Paul Volcker non ha mai fatto molto per in­graziarsi i politici o il merca­to. Non lo ha fatto quando da presidente della Federal Ri­serve provocò una recessio­ne negli Stati Uniti pur di spezzare la spirale dei prezzi. E non lo fa neanche ora che ha 83 anni e guida il gruppo dei consiglieri speciali di Ba­rack Obama per la ripresa, do­po aver aiutato l’attuale presi­dente lungo tutta la campa­gna elettorale.

Neanche a Obama Paul Vol­cker fa sconti, con il deficit pubblico americano attorno al 12% del prodotto lordo e dunque vicino al livello della Grecia. Proprio le crisi di Ate­ne e Dubai mandano un chia­ro messaggio, nota Volcker in una pausa dell’incontro di Berlino del «Center on Capita­lism and Society» della Co­lumbia University. «I governi devono capire che non c’è in giro una quantità illimitata di credito che il mondo è dispo­sto a fornire loro. Da ora in poi dovranno essere molto cauti».

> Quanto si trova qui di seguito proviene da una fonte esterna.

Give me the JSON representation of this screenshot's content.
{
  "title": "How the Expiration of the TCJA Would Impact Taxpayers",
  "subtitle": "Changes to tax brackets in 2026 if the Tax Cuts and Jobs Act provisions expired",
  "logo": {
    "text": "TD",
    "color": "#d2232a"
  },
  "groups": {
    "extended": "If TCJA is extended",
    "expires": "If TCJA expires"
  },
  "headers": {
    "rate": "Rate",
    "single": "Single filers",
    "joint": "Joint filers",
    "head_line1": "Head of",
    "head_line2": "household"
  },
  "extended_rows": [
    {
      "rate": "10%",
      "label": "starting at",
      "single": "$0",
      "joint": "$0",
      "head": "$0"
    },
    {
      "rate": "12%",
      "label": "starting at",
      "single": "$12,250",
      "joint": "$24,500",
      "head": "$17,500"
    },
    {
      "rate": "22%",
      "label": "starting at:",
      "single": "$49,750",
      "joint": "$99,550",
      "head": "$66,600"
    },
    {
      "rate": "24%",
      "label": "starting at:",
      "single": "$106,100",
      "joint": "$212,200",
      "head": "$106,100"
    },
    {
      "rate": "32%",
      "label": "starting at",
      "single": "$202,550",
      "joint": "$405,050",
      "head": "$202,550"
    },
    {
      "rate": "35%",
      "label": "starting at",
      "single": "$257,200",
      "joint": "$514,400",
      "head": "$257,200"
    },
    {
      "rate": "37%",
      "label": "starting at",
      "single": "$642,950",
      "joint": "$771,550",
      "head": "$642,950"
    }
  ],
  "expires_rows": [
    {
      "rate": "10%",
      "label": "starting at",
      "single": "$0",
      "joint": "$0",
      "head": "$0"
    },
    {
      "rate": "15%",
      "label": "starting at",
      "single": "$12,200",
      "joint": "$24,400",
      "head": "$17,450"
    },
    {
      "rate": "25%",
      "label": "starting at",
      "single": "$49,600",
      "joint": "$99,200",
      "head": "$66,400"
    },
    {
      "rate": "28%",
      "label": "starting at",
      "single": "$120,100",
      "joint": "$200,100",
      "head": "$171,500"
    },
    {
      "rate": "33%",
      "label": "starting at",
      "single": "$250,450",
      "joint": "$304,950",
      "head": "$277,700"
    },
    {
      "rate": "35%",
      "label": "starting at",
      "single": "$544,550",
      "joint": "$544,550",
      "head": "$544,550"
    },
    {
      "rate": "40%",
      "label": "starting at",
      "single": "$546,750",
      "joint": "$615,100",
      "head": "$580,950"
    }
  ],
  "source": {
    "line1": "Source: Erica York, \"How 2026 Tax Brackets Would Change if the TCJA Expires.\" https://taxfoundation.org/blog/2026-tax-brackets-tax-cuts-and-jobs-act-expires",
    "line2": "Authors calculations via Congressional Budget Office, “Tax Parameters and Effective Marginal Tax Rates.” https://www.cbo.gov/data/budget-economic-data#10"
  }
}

Sull’Italia e il suo debito l’ex presidente della Fed non si lascia sfuggire un solo com­mento («anche se conosco la situazione»). Sugli Stati Uniti invece il giudizio è netto: «Quando l’economia si rinfor­za bisognerà riportare il defi­cit sotto controllo e il presi­dente Obama lo sa bene», ta­glia corto. Ma invertire la rot­ta dopo la recessione non sa­rà facile e Volcker questo al­l’amministrazione lo conce­de. «Si possono risanare i conti solo in due modi, ta­gliando le spese o alzando le tasse, ed entrambe sono scel­te impopolari». Volcker in re­altà lascia capire cosa fareb­be, se dipendesse da lui: in­centivi fiscali alle imprese, ma più tasse sui consumi. «In America dobbiamo passa­re da un modello basato sulla spesa delle famiglia a un al­tro fondato sugli investimen­ti e sull’export – dice - . Non sarà indolore, ma il risana­mento del deficit può aiutare la riconversione».

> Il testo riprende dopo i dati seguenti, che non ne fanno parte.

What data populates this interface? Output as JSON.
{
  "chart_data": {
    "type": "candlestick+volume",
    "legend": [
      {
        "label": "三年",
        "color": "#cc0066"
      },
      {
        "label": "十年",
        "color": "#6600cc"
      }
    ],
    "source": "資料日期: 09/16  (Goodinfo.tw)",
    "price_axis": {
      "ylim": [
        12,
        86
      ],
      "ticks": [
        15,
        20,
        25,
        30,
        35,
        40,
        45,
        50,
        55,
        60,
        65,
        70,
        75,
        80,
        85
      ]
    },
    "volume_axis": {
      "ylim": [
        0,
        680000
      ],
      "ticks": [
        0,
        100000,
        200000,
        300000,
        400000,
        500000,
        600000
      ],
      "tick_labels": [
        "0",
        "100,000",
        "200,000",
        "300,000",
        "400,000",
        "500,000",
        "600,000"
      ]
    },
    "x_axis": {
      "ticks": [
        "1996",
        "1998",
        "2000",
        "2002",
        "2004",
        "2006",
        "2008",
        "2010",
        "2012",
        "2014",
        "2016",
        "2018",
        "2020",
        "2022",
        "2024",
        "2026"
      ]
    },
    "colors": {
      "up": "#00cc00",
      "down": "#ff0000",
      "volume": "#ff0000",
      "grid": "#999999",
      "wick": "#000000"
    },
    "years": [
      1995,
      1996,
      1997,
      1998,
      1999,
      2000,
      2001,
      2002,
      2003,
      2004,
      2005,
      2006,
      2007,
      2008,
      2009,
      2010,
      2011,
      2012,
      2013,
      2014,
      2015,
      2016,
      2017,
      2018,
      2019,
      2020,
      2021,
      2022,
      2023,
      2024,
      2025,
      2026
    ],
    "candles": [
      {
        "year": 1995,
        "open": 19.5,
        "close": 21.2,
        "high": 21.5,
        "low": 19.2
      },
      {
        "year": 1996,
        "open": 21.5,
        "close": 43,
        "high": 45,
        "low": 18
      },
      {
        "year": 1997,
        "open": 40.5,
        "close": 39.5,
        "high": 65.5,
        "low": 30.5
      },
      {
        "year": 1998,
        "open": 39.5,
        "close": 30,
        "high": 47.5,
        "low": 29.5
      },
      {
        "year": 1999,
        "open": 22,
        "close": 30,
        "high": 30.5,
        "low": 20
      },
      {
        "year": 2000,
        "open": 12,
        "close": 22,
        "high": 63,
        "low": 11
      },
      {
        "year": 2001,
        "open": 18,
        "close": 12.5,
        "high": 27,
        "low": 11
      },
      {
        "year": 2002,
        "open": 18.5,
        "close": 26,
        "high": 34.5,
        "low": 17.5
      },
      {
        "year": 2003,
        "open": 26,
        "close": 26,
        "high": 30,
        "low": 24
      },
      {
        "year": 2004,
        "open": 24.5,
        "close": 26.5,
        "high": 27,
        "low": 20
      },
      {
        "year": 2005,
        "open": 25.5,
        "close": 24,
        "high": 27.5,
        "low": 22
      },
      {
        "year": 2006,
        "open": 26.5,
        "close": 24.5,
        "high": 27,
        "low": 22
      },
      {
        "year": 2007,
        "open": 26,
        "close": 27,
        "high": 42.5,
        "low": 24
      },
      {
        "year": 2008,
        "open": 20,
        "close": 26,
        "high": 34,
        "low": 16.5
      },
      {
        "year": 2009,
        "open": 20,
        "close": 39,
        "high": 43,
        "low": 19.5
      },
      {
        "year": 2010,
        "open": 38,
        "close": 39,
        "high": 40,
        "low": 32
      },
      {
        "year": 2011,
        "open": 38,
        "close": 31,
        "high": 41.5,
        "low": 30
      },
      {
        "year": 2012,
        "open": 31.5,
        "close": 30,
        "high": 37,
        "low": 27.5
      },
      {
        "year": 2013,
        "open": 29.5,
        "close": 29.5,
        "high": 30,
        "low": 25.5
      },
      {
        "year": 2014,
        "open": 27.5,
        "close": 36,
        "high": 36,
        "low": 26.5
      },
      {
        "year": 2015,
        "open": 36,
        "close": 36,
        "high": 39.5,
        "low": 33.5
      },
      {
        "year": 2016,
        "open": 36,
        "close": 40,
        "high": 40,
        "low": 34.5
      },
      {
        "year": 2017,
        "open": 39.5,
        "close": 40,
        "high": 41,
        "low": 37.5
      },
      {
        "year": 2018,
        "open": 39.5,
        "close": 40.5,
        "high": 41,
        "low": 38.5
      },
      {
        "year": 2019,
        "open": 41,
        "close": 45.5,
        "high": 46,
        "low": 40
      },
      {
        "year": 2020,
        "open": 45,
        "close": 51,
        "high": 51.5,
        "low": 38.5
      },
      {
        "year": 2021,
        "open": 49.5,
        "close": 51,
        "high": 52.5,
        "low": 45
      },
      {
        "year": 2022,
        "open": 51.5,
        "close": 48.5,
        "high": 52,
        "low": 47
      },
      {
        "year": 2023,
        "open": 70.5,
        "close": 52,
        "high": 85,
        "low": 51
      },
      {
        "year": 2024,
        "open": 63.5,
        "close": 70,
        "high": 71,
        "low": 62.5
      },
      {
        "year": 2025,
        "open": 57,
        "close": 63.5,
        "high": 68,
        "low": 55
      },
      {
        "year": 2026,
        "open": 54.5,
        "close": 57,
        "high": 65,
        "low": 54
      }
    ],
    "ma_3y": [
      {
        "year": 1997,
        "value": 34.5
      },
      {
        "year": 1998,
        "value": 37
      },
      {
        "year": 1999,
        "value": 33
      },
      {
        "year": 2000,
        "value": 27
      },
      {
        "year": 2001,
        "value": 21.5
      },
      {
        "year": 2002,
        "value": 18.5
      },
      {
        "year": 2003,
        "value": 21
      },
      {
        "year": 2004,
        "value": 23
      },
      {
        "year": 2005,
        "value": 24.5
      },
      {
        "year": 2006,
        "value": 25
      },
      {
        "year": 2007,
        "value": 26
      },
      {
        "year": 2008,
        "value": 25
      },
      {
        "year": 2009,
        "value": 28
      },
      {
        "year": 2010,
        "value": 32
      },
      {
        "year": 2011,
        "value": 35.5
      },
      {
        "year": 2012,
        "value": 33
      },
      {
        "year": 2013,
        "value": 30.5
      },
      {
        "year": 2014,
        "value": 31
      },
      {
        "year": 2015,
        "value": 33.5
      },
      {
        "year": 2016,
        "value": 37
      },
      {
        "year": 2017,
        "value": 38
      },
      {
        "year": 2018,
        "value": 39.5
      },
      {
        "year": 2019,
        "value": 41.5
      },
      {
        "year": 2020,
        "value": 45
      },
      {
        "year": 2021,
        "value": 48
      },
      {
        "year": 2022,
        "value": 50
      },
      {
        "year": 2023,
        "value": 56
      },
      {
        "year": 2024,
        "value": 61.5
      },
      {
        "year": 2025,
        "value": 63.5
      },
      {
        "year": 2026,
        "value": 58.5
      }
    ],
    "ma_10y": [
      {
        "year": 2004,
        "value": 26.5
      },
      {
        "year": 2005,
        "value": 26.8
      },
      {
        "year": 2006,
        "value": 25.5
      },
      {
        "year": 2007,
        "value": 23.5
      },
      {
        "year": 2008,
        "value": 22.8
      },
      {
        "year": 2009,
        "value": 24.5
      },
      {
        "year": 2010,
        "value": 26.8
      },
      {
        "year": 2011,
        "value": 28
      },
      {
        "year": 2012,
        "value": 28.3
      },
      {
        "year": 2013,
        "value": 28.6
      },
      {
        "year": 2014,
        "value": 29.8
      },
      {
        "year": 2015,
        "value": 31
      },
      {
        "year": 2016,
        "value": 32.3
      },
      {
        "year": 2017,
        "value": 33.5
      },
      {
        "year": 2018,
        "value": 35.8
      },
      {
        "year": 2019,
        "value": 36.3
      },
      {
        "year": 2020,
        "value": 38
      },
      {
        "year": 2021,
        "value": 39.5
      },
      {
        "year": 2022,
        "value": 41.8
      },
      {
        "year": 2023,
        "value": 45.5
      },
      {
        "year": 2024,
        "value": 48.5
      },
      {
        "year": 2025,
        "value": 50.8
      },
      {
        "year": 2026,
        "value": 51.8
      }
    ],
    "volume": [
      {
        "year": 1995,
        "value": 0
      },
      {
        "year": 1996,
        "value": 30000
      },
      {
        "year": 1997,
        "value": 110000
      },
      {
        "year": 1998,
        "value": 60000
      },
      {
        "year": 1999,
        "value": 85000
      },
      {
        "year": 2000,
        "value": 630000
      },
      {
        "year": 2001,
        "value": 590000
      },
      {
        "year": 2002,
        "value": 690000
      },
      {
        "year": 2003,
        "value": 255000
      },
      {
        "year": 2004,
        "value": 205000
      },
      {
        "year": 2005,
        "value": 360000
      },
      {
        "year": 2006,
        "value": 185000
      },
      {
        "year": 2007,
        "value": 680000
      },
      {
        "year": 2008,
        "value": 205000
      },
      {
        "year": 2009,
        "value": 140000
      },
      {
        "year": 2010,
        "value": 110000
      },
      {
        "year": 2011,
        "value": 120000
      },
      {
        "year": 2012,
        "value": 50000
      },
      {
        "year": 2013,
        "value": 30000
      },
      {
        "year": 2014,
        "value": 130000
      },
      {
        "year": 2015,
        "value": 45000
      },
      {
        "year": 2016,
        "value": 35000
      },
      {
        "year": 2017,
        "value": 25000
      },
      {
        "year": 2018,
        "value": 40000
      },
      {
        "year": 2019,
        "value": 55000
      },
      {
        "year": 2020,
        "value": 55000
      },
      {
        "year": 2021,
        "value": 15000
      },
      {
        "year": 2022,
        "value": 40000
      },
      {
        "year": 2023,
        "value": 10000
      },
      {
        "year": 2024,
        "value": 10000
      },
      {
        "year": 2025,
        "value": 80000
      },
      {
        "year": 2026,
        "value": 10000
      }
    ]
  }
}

C’è però un altro dilemma, e riguarda poi la scelta del momento giusto per tirare il freno. «L’economia america­na dipende ancora dallo sti­molo di bilancio – ammette ­e i mercati finanziari dipendo­no dal fatto che la Fed com­pra una gran massa di titoli». Se la banca centrale ritirasse la liquidità, le quotazioni fi­nanziarie rischierebbero un’altra drastica caduta; se Obama riducesse il deficit troppo in fretta, un’altra re­cessione potrebbe essere die­tro l’angolo.

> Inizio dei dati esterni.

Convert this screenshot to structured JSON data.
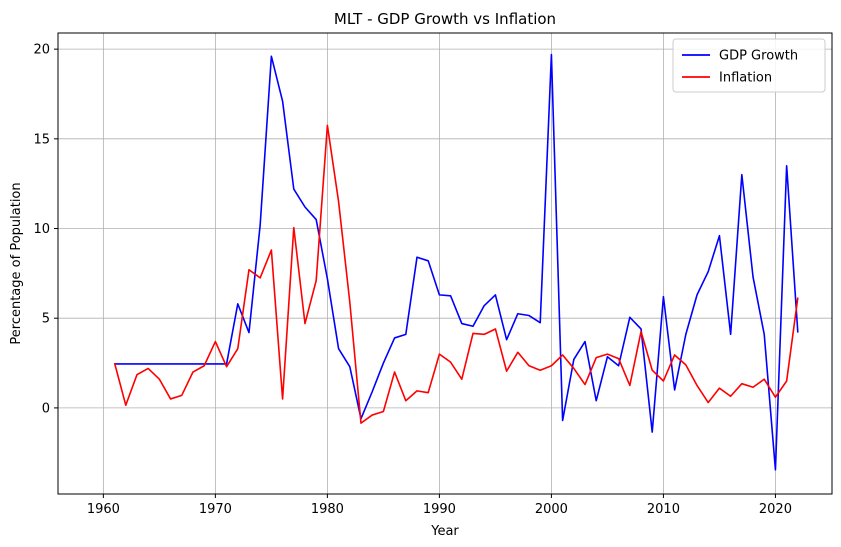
{
  "chart_data": {
    "type": "line",
    "title": "MLT - GDP Growth vs Inflation",
    "xlabel": "Year",
    "ylabel": "Percentage of Population",
    "xlim": [
      1955.95,
      2025.05
    ],
    "ylim": [
      -4.8,
      20.9
    ],
    "xticks": [
      1960,
      1970,
      1980,
      1990,
      2000,
      2010,
      2020
    ],
    "yticks": [
      0,
      5,
      10,
      15,
      20
    ],
    "grid": true,
    "legend_position": "top-right",
    "x": [
      1961,
      1962,
      1963,
      1964,
      1965,
      1966,
      1967,
      1968,
      1969,
      1970,
      1971,
      1972,
      1973,
      1974,
      1975,
      1976,
      1977,
      1978,
      1979,
      1980,
      1981,
      1982,
      1983,
      1984,
      1985,
      1986,
      1987,
      1988,
      1989,
      1990,
      1991,
      1992,
      1993,
      1994,
      1995,
      1996,
      1997,
      1998,
      1999,
      2000,
      2001,
      2002,
      2003,
      2004,
      2005,
      2006,
      2007,
      2008,
      2009,
      2010,
      2011,
      2012,
      2013,
      2014,
      2015,
      2016,
      2017,
      2018,
      2019,
      2020,
      2021,
      2022
    ],
    "series": [
      {
        "name": "GDP Growth",
        "color": "#0000ff",
        "values": [
          2.45,
          2.45,
          2.45,
          2.45,
          2.45,
          2.45,
          2.45,
          2.45,
          2.45,
          2.45,
          2.45,
          5.8,
          4.2,
          10.2,
          19.6,
          17.1,
          12.2,
          11.2,
          10.5,
          7.2,
          3.3,
          2.3,
          -0.6,
          0.9,
          2.5,
          3.9,
          4.1,
          8.4,
          8.2,
          6.3,
          6.25,
          4.7,
          4.55,
          5.7,
          6.3,
          3.8,
          5.25,
          5.15,
          4.75,
          19.7,
          -0.7,
          2.7,
          3.7,
          0.4,
          2.85,
          2.35,
          5.05,
          4.4,
          -1.35,
          6.2,
          1.0,
          4.1,
          6.3,
          7.6,
          9.6,
          4.1,
          13.0,
          7.3,
          4.1,
          -3.45,
          13.5,
          4.2
        ]
      },
      {
        "name": "Inflation",
        "color": "#ff0000",
        "values": [
          2.5,
          0.15,
          1.85,
          2.2,
          1.6,
          0.5,
          0.7,
          2.0,
          2.35,
          3.7,
          2.3,
          3.3,
          7.7,
          7.25,
          8.8,
          0.5,
          10.05,
          4.7,
          7.1,
          15.75,
          11.5,
          5.9,
          -0.85,
          -0.4,
          -0.2,
          2.0,
          0.4,
          0.95,
          0.85,
          3.0,
          2.55,
          1.6,
          4.15,
          4.1,
          4.4,
          2.05,
          3.1,
          2.35,
          2.1,
          2.35,
          2.95,
          2.2,
          1.3,
          2.8,
          3.0,
          2.75,
          1.25,
          4.25,
          2.1,
          1.5,
          2.95,
          2.4,
          1.25,
          0.3,
          1.1,
          0.65,
          1.35,
          1.15,
          1.6,
          0.6,
          1.5,
          6.15
        ]
      }
    ]
  }
}
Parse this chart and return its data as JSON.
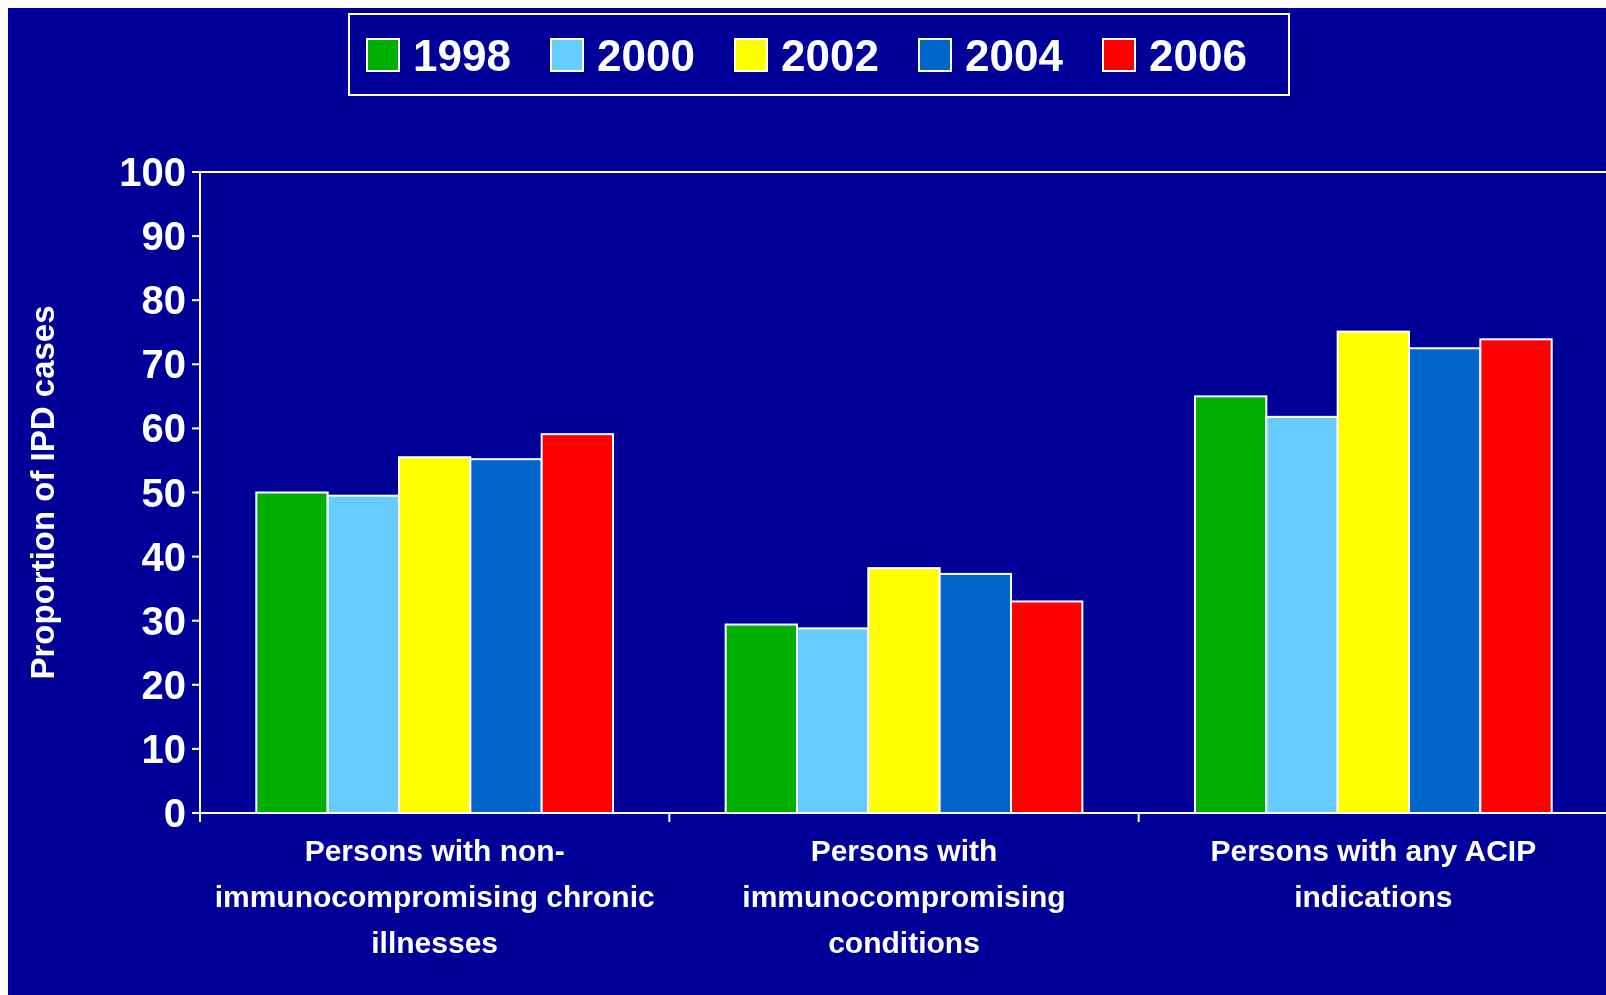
{
  "chart_data": {
    "type": "bar",
    "ylabel": "Proportion of IPD cases",
    "categories": [
      "Persons with non-immunocompromising chronic illnesses",
      "Persons with immunocompromising conditions",
      "Persons with any ACIP indications"
    ],
    "series": [
      {
        "name": "1998",
        "color": "#00b000",
        "values": [
          50,
          29.4,
          65
        ]
      },
      {
        "name": "2000",
        "color": "#66ccff",
        "values": [
          49.5,
          28.8,
          61.8
        ]
      },
      {
        "name": "2002",
        "color": "#ffff00",
        "values": [
          55.5,
          38.2,
          75.1
        ]
      },
      {
        "name": "2004",
        "color": "#0066cc",
        "values": [
          55.2,
          37.3,
          72.5
        ]
      },
      {
        "name": "2006",
        "color": "#ff0000",
        "values": [
          59.1,
          33,
          73.9
        ]
      }
    ],
    "ylim": [
      0,
      100
    ],
    "yticks": [
      0,
      10,
      20,
      30,
      40,
      50,
      60,
      70,
      80,
      90,
      100
    ],
    "legend": "top",
    "grid": false
  }
}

Per questo Volcker non az­zarda consigli in pubblico, ma a chi dovrà decidere chie­de soprattutto coraggio. «La scelta del momento per agire è difficile – osserva - . Biso­gna essere pronti a correre dei rischi». E ciò che vale per l’amministrazione Obama, la­scia capire l’ex banchiere cen­trale, vale anche per la Fed di Ben Bernanke. Volcker alla conferenza ha appena sentito Josef Ackermann, il capo di Deutsche Bank, spiegare che le grandi banche «stanno di­ventando sempre più grandi fino a formare un oligopo­lio ».

L’ingrediente di base sono i tassi d’interesse della Fed vi­cini allo zero, che permetto­no agli istituti di speculare sempre più aggressivamente con denaro preso a prestito gratis. «Anche le banche cen­trali da ora in poi dovranno essere caute – avverte Volc­ker ”. Molto caute».

Inutile però chiedergli se lui, come economista, abbia la ricetta per risolvere questi dilemmi. «La pretesa che l’economia sia una scienza mi sembra un po’ prematura – replica sferzante - . Ma la buona notizia, è che non ho mai visto tanti economisti ri­chiesti in giro per il mondo per commentare su questioni sulle quali sono incerti».